Clients often did not have a rational decision-making process in selecting housing. Most times, decisions regarding housing were based on suggestions from treatment providers. Because we did not interview treatment providers, we do not know their perspective. But the influence of treatment providers may be important in light of previous findings that what treatment providers see as good for clients is often at variance with what clients want (Holley et al., 1998; Piat et al., 2008). Shared decision-making has been found to be crucial in increasing treatment adherence and endowing patients with responsibility for their outcomes (Deegan & Drake, 2006).

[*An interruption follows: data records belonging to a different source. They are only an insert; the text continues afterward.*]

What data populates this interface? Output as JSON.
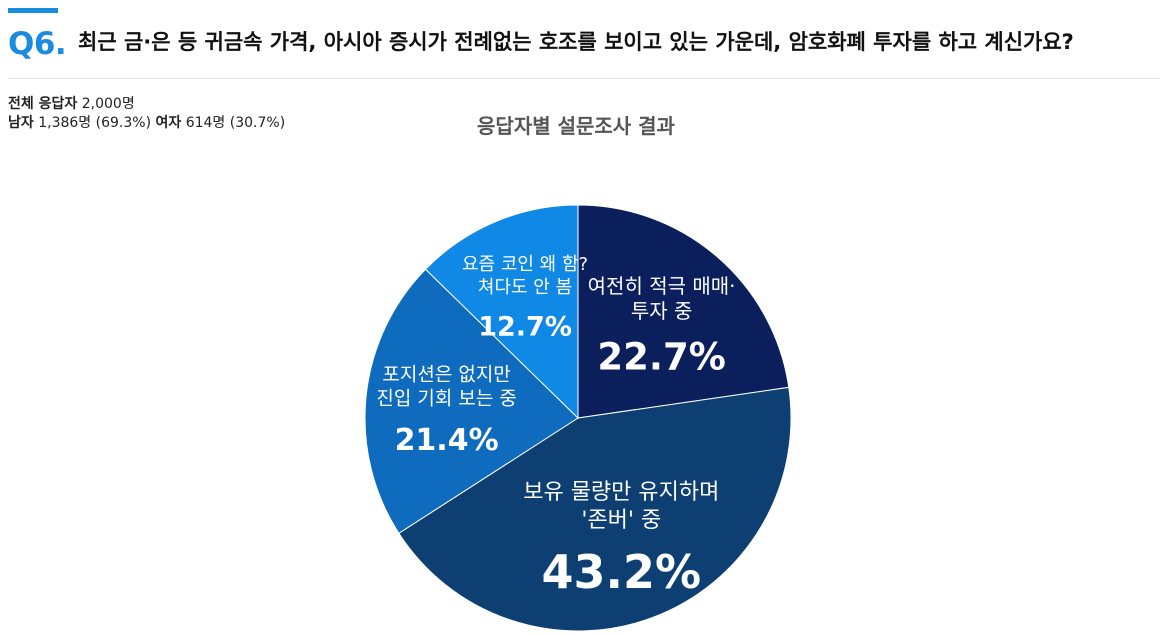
{
  "header": {
    "question_number": "Q6.",
    "question_text": "최근 금·은 등 귀금속 가격, 아시아 증시가 전례없는 호조를 보이고 있는 가운데, 암호화폐 투자를 하고 계신가요?"
  },
  "respondents": {
    "total_label": "전체 응답자",
    "total_value": "2,000명",
    "male_label": "남자",
    "male_value": "1,386명 (69.3%)",
    "female_label": "여자",
    "female_value": "614명 (30.7%)"
  },
  "colors": {
    "accent": "#1a8ce0",
    "slices": [
      "#0b1f5c",
      "#0d3f73",
      "#0f6bbd",
      "#1088e6"
    ],
    "divider": "#ffffff"
  },
  "chart_data": {
    "type": "pie",
    "title": "응답자별 설문조사 결과",
    "start_angle_deg": 0,
    "direction": "clockwise",
    "slices": [
      {
        "label_lines": [
          "여전히 적극 매매·",
          "투자 중"
        ],
        "value": 22.7,
        "value_text": "22.7%"
      },
      {
        "label_lines": [
          "보유 물량만 유지하며",
          "'존버' 중"
        ],
        "value": 43.2,
        "value_text": "43.2%"
      },
      {
        "label_lines": [
          "포지션은 없지만",
          "진입 기회 보는 중"
        ],
        "value": 21.4,
        "value_text": "21.4%"
      },
      {
        "label_lines": [
          "요즘 코인 왜 함?",
          "쳐다도 안 봄"
        ],
        "value": 12.7,
        "value_text": "12.7%"
      }
    ]
  }
}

It follows that shared decision-making should be incorporated in housing services so that clients are involved and feel responsible for their placements. Clients often did not know or understand housing options, including the different programs, funding, and housing types available to them. As a result, housing decisions were often left to the discretion of treatment providers who were privy to this information. One way to possibly remedy this is to have treatment providers conduct regular interviews with clients and family members where housing information can be mutually exchanged.
There are numerous areas for further study. This study focused exclusively on adults with dual diagnoses, and whether these results generalize to clients without a substance use disorder has yet to be determined. Further investigation is needed on recovery-related preferences and experimental approaches testing the utility of stage-wise housing placements should be explored. Another important question for future study is how to balance client preference with client need, particularly in light of some difficulties with insight (Goldfinger et al., 1999; Schutt & Goldfinger, 2000) . Also, given the variation in the kinds of supervised housing, studies should examine what constitutes the most effective structure for which client.

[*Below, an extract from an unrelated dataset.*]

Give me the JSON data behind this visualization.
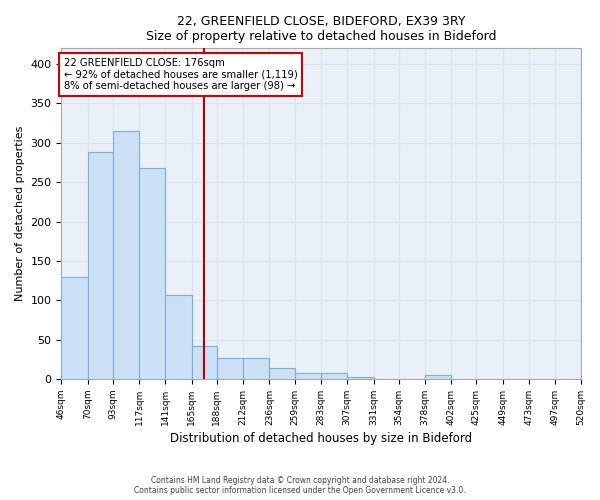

This study had several limitations, including limited data on the background characteristics of participants. Extensive residential histories were not gathered and reports of current housing experiences may be dependent upon past experiences, e.g., some clients may have never lived in independent housing before. Quantitative measures of stage of recovery would have also added another level of analysis. The basic demographics of the study sample are roughly similar to other studies of this population in Chicago (Rollins, O'Neill, Davis, & Devitt, 2005) and in national housing studies (Lipton, Siegel, Hannigan, Samuels, & Baker, 2000; Rosenheck, Kasprow, Frisman, & Liu-Mares, 2003), but the housing in this study may not be representative of housing in other areas. Nonetheless, our findings show the potential of housing programs and light the path for further questions and inquiry.